Baca juga: BPPT Menunggu Kejelasan Penyebar Virus Zika
Nila menjelaskan, virus Zika ditularkan lewat nyamuk Aedes aegypti, yang juga bisa menularkan penyakit demam berdarah dengue (DBD). Namun, menurut Nila, gejala virus Zika lebih ringan daripada DBD. "Memang ada pendarahan, tapi lebih ringan dari dengue," ujar Nila.
Nila belum mendengar ada pasien di Indonesia yang terjangkit virus Zika. Ia juga menuturkan penyakit ini bisa hilang dengan sendirinya dalam dua-tujuh hari. "Kalau berbicara kematian, (penyakit) ini tak menyebabkan kematian," katanya.
Baca juga: Wabah Virus Zika, Benarkah Gejala Sama dengan Malaria?
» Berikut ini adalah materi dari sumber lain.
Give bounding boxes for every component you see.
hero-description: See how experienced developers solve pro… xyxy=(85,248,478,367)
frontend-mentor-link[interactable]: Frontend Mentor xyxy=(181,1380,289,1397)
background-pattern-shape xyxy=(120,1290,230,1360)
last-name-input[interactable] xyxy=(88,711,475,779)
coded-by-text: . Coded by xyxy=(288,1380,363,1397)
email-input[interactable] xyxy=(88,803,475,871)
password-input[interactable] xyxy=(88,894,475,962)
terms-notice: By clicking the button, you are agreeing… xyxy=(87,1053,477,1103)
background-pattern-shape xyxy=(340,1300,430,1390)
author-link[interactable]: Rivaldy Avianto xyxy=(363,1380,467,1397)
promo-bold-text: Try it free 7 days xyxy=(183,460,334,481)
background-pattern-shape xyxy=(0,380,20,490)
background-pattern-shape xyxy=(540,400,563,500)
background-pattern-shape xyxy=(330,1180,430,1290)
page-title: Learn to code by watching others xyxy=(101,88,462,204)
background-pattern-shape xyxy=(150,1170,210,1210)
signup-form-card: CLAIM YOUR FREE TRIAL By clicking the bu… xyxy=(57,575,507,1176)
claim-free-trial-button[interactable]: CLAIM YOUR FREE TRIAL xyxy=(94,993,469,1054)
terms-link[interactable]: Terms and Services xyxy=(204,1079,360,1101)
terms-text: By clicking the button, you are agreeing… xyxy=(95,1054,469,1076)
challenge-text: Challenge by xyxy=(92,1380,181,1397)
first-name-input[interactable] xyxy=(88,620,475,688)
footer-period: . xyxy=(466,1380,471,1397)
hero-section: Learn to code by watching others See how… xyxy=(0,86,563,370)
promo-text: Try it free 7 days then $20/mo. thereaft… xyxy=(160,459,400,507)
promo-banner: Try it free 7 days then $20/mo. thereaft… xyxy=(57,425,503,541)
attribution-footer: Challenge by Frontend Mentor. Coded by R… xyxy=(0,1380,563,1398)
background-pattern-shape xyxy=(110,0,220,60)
Mengenai kasus yang terjadi di Amerika Latin, di mana virus Zika diduga membuat ukuran otak bayi-bayi menjadi mengecil, Nila berujar, itu masih sebatas asumsi. "Itu asumsi saja, belum mengisyaratkan bahwa Zika yang menyebabkan microcephaly," ucapnya.
Pemerintah tak melarang warga negaranya bepergian ke luar negeri dan wilayah-wilayah yang sedang merebak kasus virus Zika, tapi memberikan trip advisory kepada warga negara Indonesia yang bepergian ke luar negeri. "Harus hati-hati dengan Zika. Ibu hamil waspada, misalnya, jika berkunjung ke wilayah wabah, harus pakai lotion," ujar Nila.